“Waiting” is a powerful tool and there is nothing passive or unproductive about it.
By allowing space for quiet times, we send a different message—one of patience, respect, and encouragement.
“Wait. Wait Some More. Then Respond”. I have this posted in my binder at work. It was originally set as a reminder to myself to hold off from responding to emails, requests or similar opportunities so immediately.
My knee-jerk response is to fill the need or "do the thing". It’s the worker-bee in me but there have been so many occasions I wish I had given myself more time to consider the information or request to formulate a more cohesive response or plan of action.
I find this “just wait” reminder holds true within my therapy sessions as well. I don’t know if it’s our fast-paced world or flashbacks to graduate school recalling the elusive camera recording our every word, and our supervisor on the other end taking copious notes on our clinical performance, but it is so easy to view silence as unproductive or anxiety-inducing.
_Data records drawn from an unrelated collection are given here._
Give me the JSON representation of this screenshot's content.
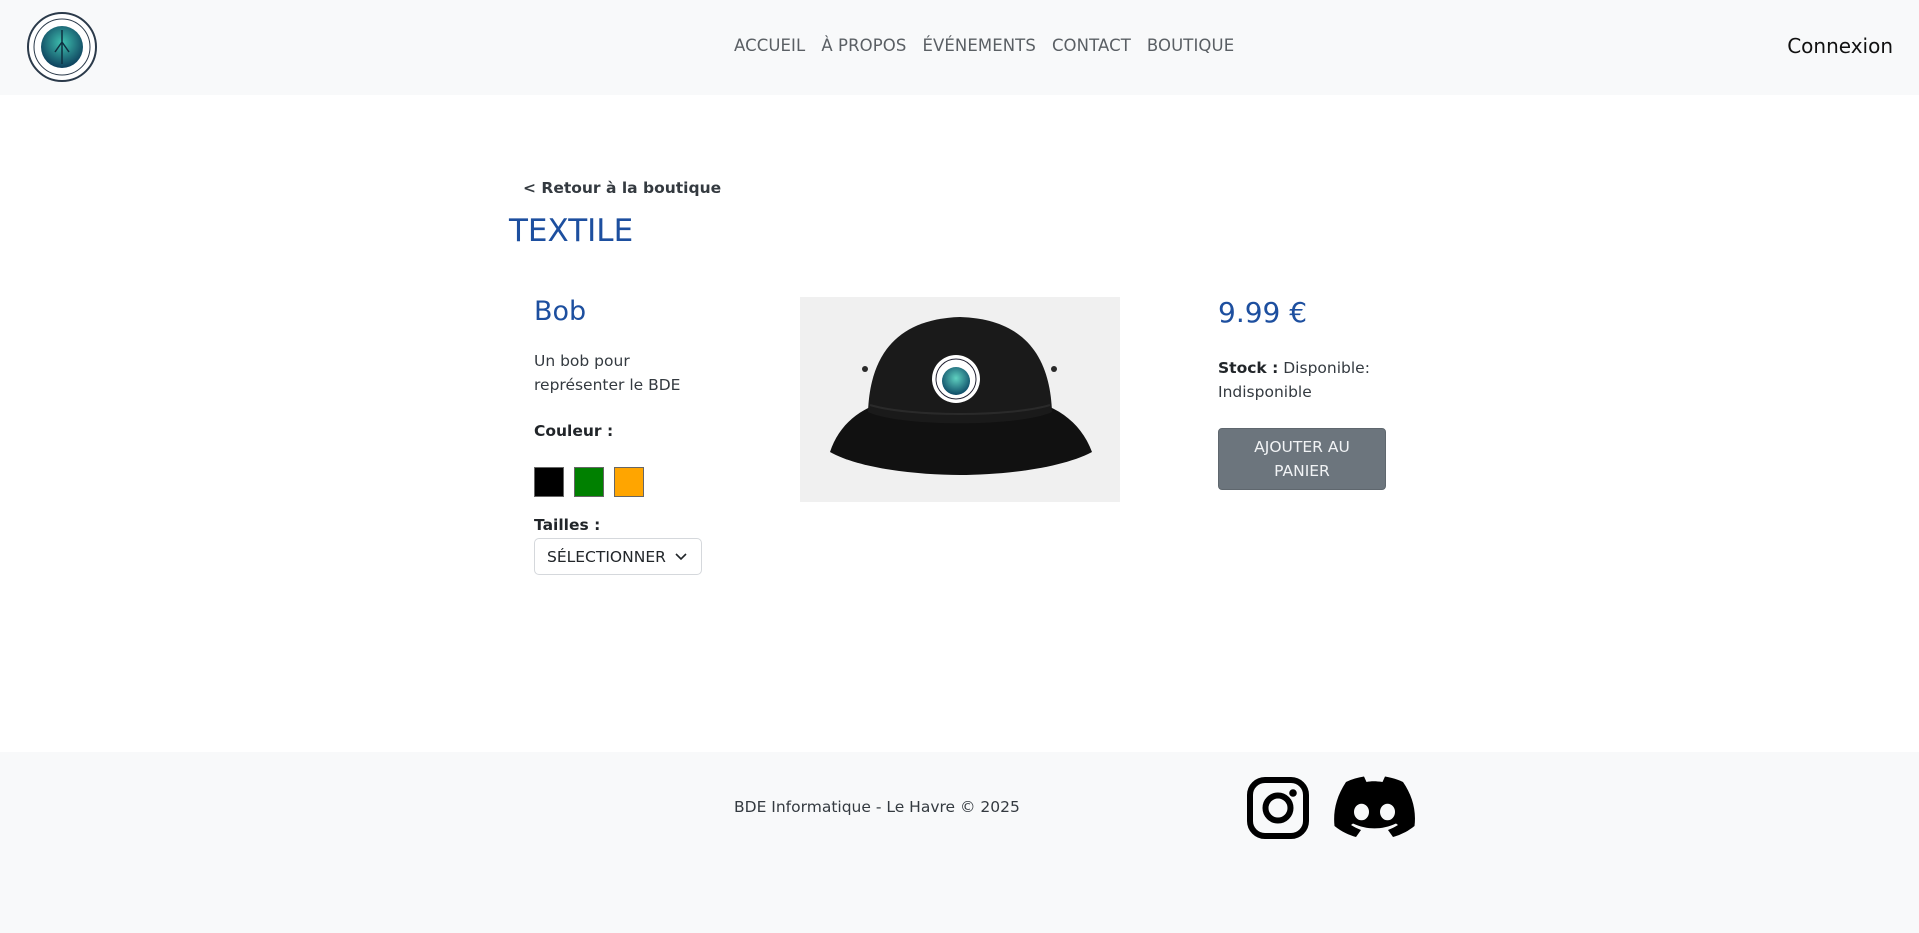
{
  "header": {
    "logo_icon": "bde-logo-icon",
    "nav": [
      "ACCUEIL",
      "À PROPOS",
      "ÉVÉNEMENTS",
      "CONTACT",
      "BOUTIQUE"
    ],
    "login_label": "Connexion"
  },
  "main": {
    "back_link": "< Retour à la boutique",
    "category": "TEXTILE",
    "product": {
      "name": "Bob",
      "description": "Un bob pour représenter le BDE",
      "color_label": "Couleur :",
      "colors": [
        "#000000",
        "#008000",
        "#ffa500"
      ],
      "size_label": "Tailles :",
      "size_select_value": "SÉLECTIONNER",
      "image_icon": "bucket-hat-image",
      "price": "9.99 €",
      "stock_label": "Stock :",
      "stock_value": "Disponible: Indisponible",
      "add_to_cart": "AJOUTER AU PANIER"
    }
  },
  "footer": {
    "copyright": "BDE Informatique - Le Havre © 2025",
    "social_icons": [
      "instagram-icon",
      "discord-icon"
    ]
  },
  "colors": {
    "accent": "#1d4f9f",
    "button": "#6c757d",
    "background_bar": "#f8f9fa"
  }
}
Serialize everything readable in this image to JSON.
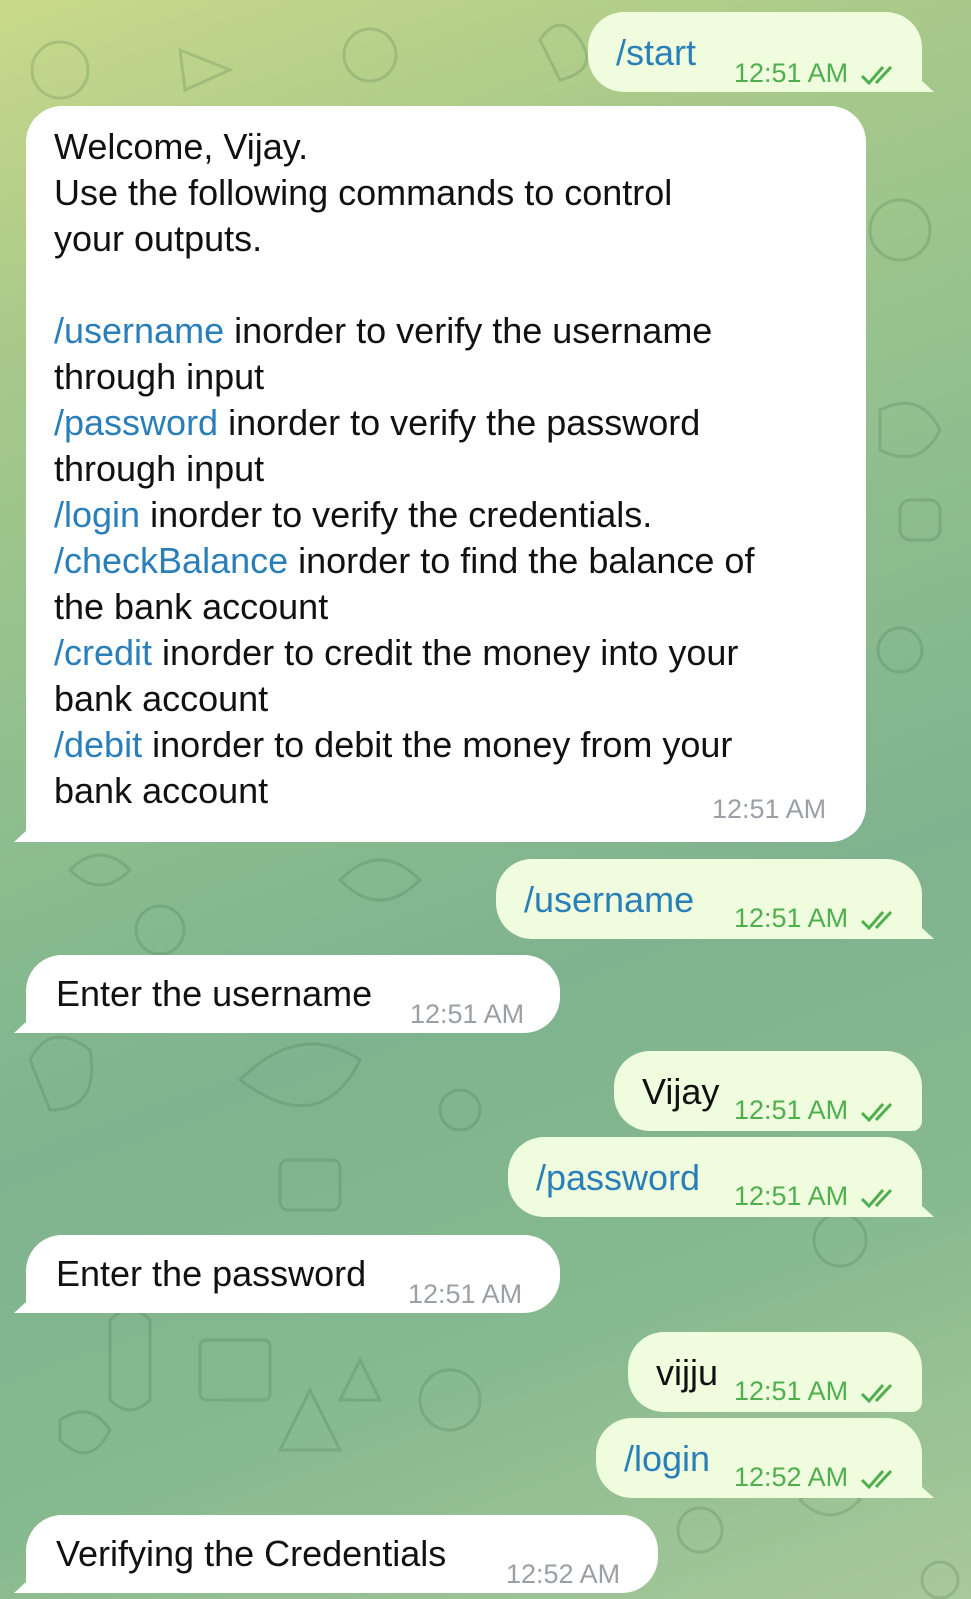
{
  "messages": [
    {
      "id": "m1",
      "dir": "out",
      "text": "/start",
      "time": "12:51 AM"
    },
    {
      "id": "m2",
      "dir": "in",
      "time": "12:51 AM",
      "lines": [
        [
          {
            "t": "Welcome, Vijay."
          }
        ],
        [
          {
            "t": "Use the following commands to control"
          }
        ],
        [
          {
            "t": "your outputs."
          }
        ],
        [
          {
            "t": ""
          }
        ],
        [
          {
            "t": "/username",
            "cmd": true
          },
          {
            "t": " inorder to verify the username"
          }
        ],
        [
          {
            "t": "through input"
          }
        ],
        [
          {
            "t": "/password",
            "cmd": true
          },
          {
            "t": " inorder to verify the password"
          }
        ],
        [
          {
            "t": "through input"
          }
        ],
        [
          {
            "t": "/login",
            "cmd": true
          },
          {
            "t": " inorder to verify the credentials."
          }
        ],
        [
          {
            "t": "/checkBalance",
            "cmd": true
          },
          {
            "t": " inorder to find the balance of"
          }
        ],
        [
          {
            "t": "the bank account"
          }
        ],
        [
          {
            "t": "/credit",
            "cmd": true
          },
          {
            "t": " inorder to credit the money into your"
          }
        ],
        [
          {
            "t": "bank account"
          }
        ],
        [
          {
            "t": "/debit",
            "cmd": true
          },
          {
            "t": " inorder to debit the money from your"
          }
        ],
        [
          {
            "t": "bank account"
          }
        ]
      ]
    },
    {
      "id": "m3",
      "dir": "out",
      "text": "/username",
      "time": "12:51 AM"
    },
    {
      "id": "m4",
      "dir": "in",
      "text": "Enter the username",
      "time": "12:51 AM"
    },
    {
      "id": "m5",
      "dir": "out",
      "text": "Vijay",
      "time": "12:51 AM"
    },
    {
      "id": "m6",
      "dir": "out",
      "text": "/password",
      "time": "12:51 AM"
    },
    {
      "id": "m7",
      "dir": "in",
      "text": "Enter the password",
      "time": "12:51 AM"
    },
    {
      "id": "m8",
      "dir": "out",
      "text": "vijju",
      "time": "12:51 AM"
    },
    {
      "id": "m9",
      "dir": "out",
      "text": "/login",
      "time": "12:52 AM"
    },
    {
      "id": "m10",
      "dir": "in",
      "text": "Verifying the Credentials",
      "time": "12:52 AM"
    }
  ],
  "colors": {
    "outgoing_bubble": "#effdde",
    "incoming_bubble": "#ffffff",
    "command_link": "#2a7fb8",
    "outgoing_time": "#4fae4e",
    "incoming_time": "#9aa0a6"
  },
  "icons": {
    "read_receipt": "double-check-icon"
  }
}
However, within a speech therapy session, these moments of quiet are invaluable because the silence provides an opportunity for something spectacular to arise.
Allowing for Wait Time is Much Like Using White Space in Advertising
Just as in advertising, where white space allows the viewer to focus on the essential message, moments of silence in therapy allow children the time and space they need to take in their surroundings, process the verbal stimuli and potentially formulate their response to the stimuli.
More often than not, too much auditory input can end up just being noise. When we rush to fill every moment with speech or instruction, we rob children of the chance to engage in active listening and reflection.
We may inadvertently promote prompt dependence and/or convey the message that their thoughts and words are not valued and that there is no space for their contributions.
By allowing space for quiet times, we send a different message—one of patience, respect, and encouragement.
How to Use Wait Time in Speech Therapy
Here are a few ideas to use wait time within a speech therapy session or even when engaged in play:
1. Set the tone - Even though your lesson plan may be filled with "all the things" to accomplish, let the child know that it's okay to take their time and that there's no rush to respond.
2. Encourage active listening by giving them your full attention, using non-verbal cues to support your intent such as facing your body toward the child, maintaining a relaxed position, using affirming facial expressions, and removing anything that might distract your attention away from the child (e.g., cell phone, tablet, clipboard).
3. Follow a child’s lead in THEIR play. Embrace parallel or associative play and observe the nuances of the child's engagement. Quiet observations provide huge opportunities for insight which can drive the direction you take within the therapy session.
4. Picture books – instead of asking questions about what is on a page, try responding to something you see happening on the page by pointing to it and looking at the child expectantly (or inquisitively or with surprise).
5. When modeling language, give them time. Let them know it's their turn to communicate and allow them an opportunity to do so. If it looks like they want you to do something (e.g., open up a container), simply model “help” or “open” and then wait (looking at them expectantly). Wait. Then wait some more. Then try again.
6. Include simple activities of turn-taking (e.g., tossing a ball back and forth) to promote engagement and opportunities to model “go”, “me”, “mine”, “up”, or “more”. Pause the play mid-way (i.e., just before tossing the ball) and wait expectantly to see if the child responds.
7. Include activities that have an obvious “start” or that offer multiple opportunities for communication initiations such as “go”, “open”, “again” or “more” (e.g., swinging, marble tower, car ramps, spinning ring toy).
How Long Should I Wait?
There is no magical number but 5 seconds is a good starting point. You know every child is different so play around with it to see what works best for each of them.
Remember, silence is not a sign of inactivity; it's a sign of processing, understanding, and growth. So, the next time you find yourself in a moment of quiet during a therapy session, embrace it. Give children the gift of space and time, and see what happens. Use your observational data to inform your future lesson plans and therapy sessions.
Additionally, the next time you find yourself in a position where you might feel an internal struggle of "needing" to say or respond to something outside of a therapy session, try to remind yourself it's okay to "Wait. Wait Some More. Then Respond".